3. Don't be greedy for cold drinks

After running, the human body sweats a lot and lacks water, which will cause symptoms of dry mouth. If you drink cold drinks immediately to relieve discomfort, it may cause diarrhea, vomiting and other diseases, and induce gastrointestinal diseases.

4. Don't eat it right away

After running, gastrointestinal peristalsis slows down and the secretion of various digestive glands decreases. If you eat it right away, it will easily lead to digestive system disorder, and it is not recommended to eat it.

5. Don't smoke

When running, people need to inhale a lot of oxygen to ensure supply. If they smoke as soon as they finish running, the oxygen content in their lungs will decrease, which will lead to symptoms such as poor breathing.

6, it is not advisable to have a sudden drop in body temperature.

The outdoor temperature is very high. If you enter the air-conditioned room directly after running, your body temperature will plummet and your physiological regulation function will be broken.

Warm-up exercise before running 2 Warm-up before running

Some runners put on their equipment and start running directly without doing enough warm-up, so cramps, achilles tendon soreness and other problems can easily find you. When you start exercising, you can step by step, first stand well, then step on it, and finally move your joints, which can reduce the probability of running injuries.

Never run on an empty stomach.

After a night of metabolism, many organs of the human body are in an unfavorable state. Running on an empty stomach in the morning will affect the stomach, which is very harmful to the stomach and needs to be supplemented with energy and nutrition. If you run on an empty stomach in the morning, your stomach is easily stimulated. Running in the morning can supplement carbohydrates and consume 300-500 calories.

I stopped when I felt sick.

Don't cling to the shortcomings when running. When you feel uncomfortable, your body is actually protesting to you, so you should stop. Ignoring minor injuries and pains in running will cost you a lot.

Don't force yourself to create PB

Many runners want to create a personal best (PB), but running is a process of enjoyment. Never mind your finish time, it's great to run at the most comfortable pace.

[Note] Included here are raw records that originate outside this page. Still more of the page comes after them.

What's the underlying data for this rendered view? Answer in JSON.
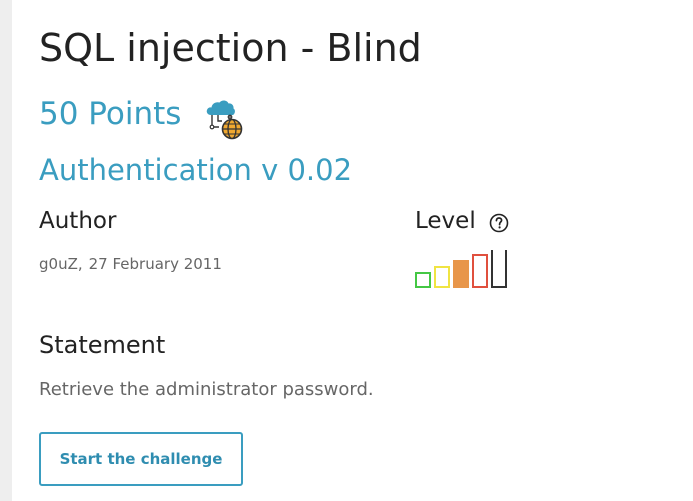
{
  "challenge": {
    "title": "SQL injection - Blind",
    "points": "50 Points",
    "category_icon": "cloud-network-globe-icon",
    "subtitle": "Authentication v 0.02"
  },
  "author": {
    "label": "Author",
    "name": "g0uZ,",
    "date": "27 February 2011"
  },
  "level": {
    "label": "Level",
    "help_icon": "question-circle-icon",
    "current": 3,
    "max": 5,
    "colors": [
      "#44c744",
      "#f0e442",
      "#e8964a",
      "#e0503e",
      "#333333"
    ]
  },
  "statement": {
    "label": "Statement",
    "text": "Retrieve the administrator password."
  },
  "actions": {
    "start_label": "Start the challenge"
  },
  "colors": {
    "accent": "#3a9dc0",
    "text_dark": "#222222",
    "text_muted": "#666666"
  }
}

Follow the principle of timely recovery

Some runners often take part in monthly and weekly horse races. Whether frequent races are worth popularizing depends on the runner's own conditions. It is worth noting that no matter how you run, you should take good care of your body and find the best balance between competition and rest.

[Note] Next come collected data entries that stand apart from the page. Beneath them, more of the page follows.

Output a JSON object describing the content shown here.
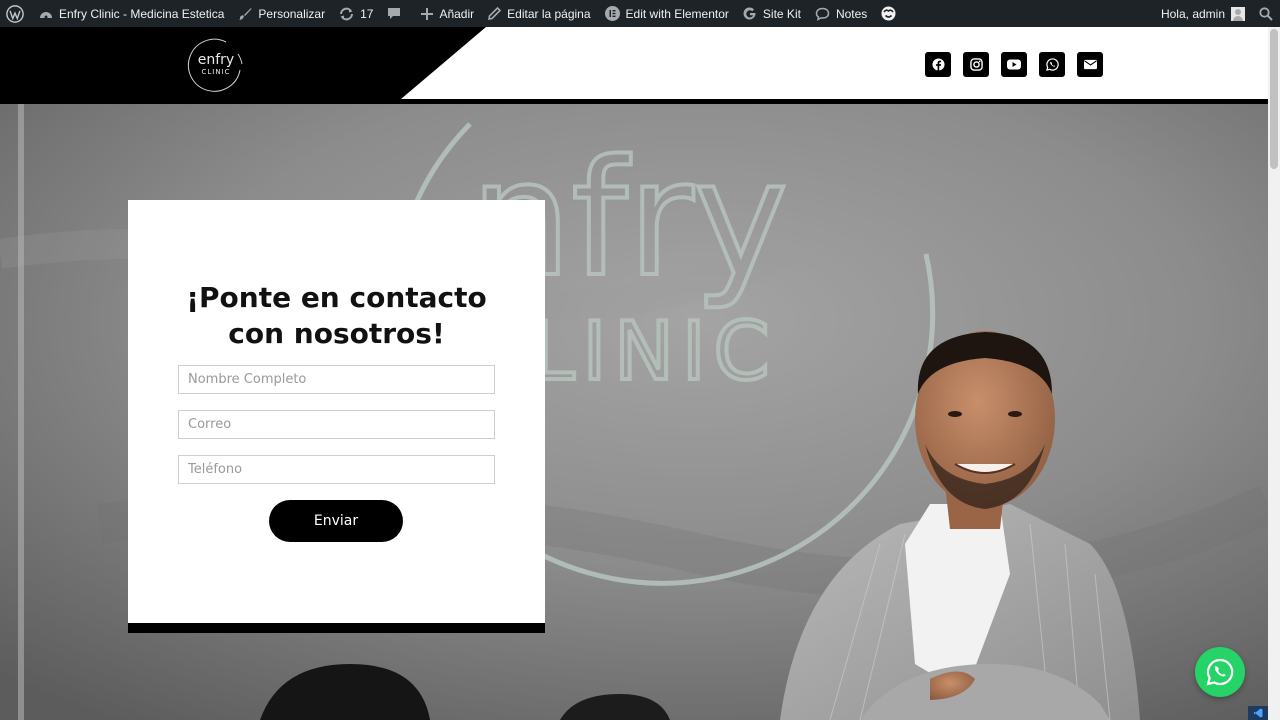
{
  "adminbar": {
    "site_name": "Enfry Clinic - Medicina Estetica",
    "customize": "Personalizar",
    "updates_count": "17",
    "add_new": "Añadir",
    "edit_page": "Editar la página",
    "elementor": "Edit with Elementor",
    "site_kit": "Site Kit",
    "notes": "Notes",
    "greeting": "Hola, admin"
  },
  "header": {
    "logo_text_top": "enfry",
    "logo_text_bottom": "CLINIC",
    "social_icons": [
      "facebook-icon",
      "instagram-icon",
      "youtube-icon",
      "whatsapp-icon",
      "envelope-icon"
    ]
  },
  "hero": {
    "wall_text_top": "nfry",
    "wall_text_bottom": "LINIC"
  },
  "form": {
    "title_line1": "¡Ponte en contacto",
    "title_line2": "con nosotros!",
    "name_placeholder": "Nombre Completo",
    "email_placeholder": "Correo",
    "phone_placeholder": "Teléfono",
    "submit_label": "Enviar"
  },
  "colors": {
    "adminbar_bg": "#1d2327",
    "brand_black": "#000000",
    "whatsapp_green": "#25d366"
  }
}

Must go according to plan?

Runners usually make a strict training plan and implement it regardless of the consequences. Plans can't keep up with changes, and it is difficult to predict objective factors such as weather and health in advance when making plans, so we should be flexible and make appropriate changes.

Start early?

As soon as the gun goes off, some runners like to take the lead and get rid of other participants. However, it is recommended to save some strength. After all, there is still a long way to go. Runners can calculate their own pace frequency in normal training and run with their own comfortable pace frequency in the race, which can leave a lot of room for their later strength.

Don't always push the limits.

In training, putting pressure on yourself, thinking that you can persist for a while, can easily lead to injury. If you are in poor health during training, lower the training standard and slow down the pace frequency, and 70% of the fastest pace frequency is appropriate.

Don't be bound by data.

The function of sports watch to record the pace and trajectory of runners is to shift the center of gravity of runners, and these data are driving runners to run for the sake of running. Running is a pleasure. Why not throw away all sports equipment, be quick if you want, be slow if you want, and do whatever you want.

Pay attention to restoring diet after running.

Some people are prone to anorexia after running for a long time. In fact, if you don't replenish energy within 45 minutes after running a marathon, your body will be punished the next day. The American Fitness Committee suggested that after a lot of exercise, the carbohydrate in the diet should be kept at 3: 1 with protein.